We have not gone to 128 bits because there is a cost for doing so and we don't really need it. There's a whole bunch of reasons for the cost. At the hardware level we use parallel buses. That means that every bit gets it's own data line. If two wires touch then the computer stops working. If two wires even just get too close then there's crosstalk and your computer becomes unreliable. Routing all those wires across the motherboard to connect the CPU, memory, PCI buses, etc. becomes a problem the wider the bus is. An 8-bit bus is easy to design. 16 bits is also pretty easy. 32 bits starts to get troublesome. 64 bits is downright tricky. This is also a problem for chip design internally, for similar reasons.

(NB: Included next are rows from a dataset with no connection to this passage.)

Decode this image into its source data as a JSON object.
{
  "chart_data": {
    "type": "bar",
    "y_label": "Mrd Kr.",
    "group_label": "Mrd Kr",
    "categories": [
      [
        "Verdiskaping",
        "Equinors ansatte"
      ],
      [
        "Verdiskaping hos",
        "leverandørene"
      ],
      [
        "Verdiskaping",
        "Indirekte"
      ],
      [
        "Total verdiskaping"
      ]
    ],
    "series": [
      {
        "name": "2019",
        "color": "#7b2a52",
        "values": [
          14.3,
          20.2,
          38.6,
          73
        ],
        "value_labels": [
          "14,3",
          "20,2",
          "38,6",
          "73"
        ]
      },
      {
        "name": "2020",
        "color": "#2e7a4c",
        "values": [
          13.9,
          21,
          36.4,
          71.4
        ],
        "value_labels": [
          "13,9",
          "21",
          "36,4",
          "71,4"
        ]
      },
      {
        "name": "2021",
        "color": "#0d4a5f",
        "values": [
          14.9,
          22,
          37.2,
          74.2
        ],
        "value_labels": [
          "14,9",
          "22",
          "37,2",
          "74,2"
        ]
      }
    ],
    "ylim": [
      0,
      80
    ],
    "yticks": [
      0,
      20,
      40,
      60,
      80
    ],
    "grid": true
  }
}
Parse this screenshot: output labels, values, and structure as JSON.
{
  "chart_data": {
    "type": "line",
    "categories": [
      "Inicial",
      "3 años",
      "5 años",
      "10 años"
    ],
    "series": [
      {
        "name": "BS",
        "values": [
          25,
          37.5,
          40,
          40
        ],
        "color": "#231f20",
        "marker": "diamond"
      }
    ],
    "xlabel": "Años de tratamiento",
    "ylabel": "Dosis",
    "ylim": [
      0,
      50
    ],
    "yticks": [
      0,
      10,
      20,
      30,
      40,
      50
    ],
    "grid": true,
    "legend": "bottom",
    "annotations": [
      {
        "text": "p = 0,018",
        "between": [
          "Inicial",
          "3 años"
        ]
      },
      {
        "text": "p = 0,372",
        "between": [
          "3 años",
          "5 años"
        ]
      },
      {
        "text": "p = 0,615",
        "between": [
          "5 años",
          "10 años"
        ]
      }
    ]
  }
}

Ok, so why even go to 64 bits then? Well, with 32 bits you can only count to 4 billion. If you have a file that you want to reference a particular byte of data in then your file can only be 4 gigabytes in size. If you have memory addresses that you want to reference then you can only have 4GBytes of memory and still be able to reference each byte individually. Lots of people want to use files more than 4GB in size or have more than 4GB of memory in their computers. Yes, there's tricks like using two 32-bit registers to hold a single 64-bit number, but now things like your math libraries and other code at the software level get complicated and slow. Worst case they have to do twice as much work and run half as fast. It is worth it to go to 64 bit buses and let the hardware do most of the work, even though it makes the hardware a bit harder to design and more expensive to build.
Going to 128 bits would make the hardware extremely hard to design and build, as well as expensive. At the same time going from 64 bits to 128 bits on address buses and integers doesn't buy you nearly the gains that going from 32 to 64 bits did. With 64 bits you can reference data in files that are up to 18,446,744,073,709,551,616 bytes in size, or individually address over 18 thousand terabytes of memory. Very few people have files that big or computers with that much memory. (yet.) Maybe we'll get there some day, but for now it isn't worth the costs.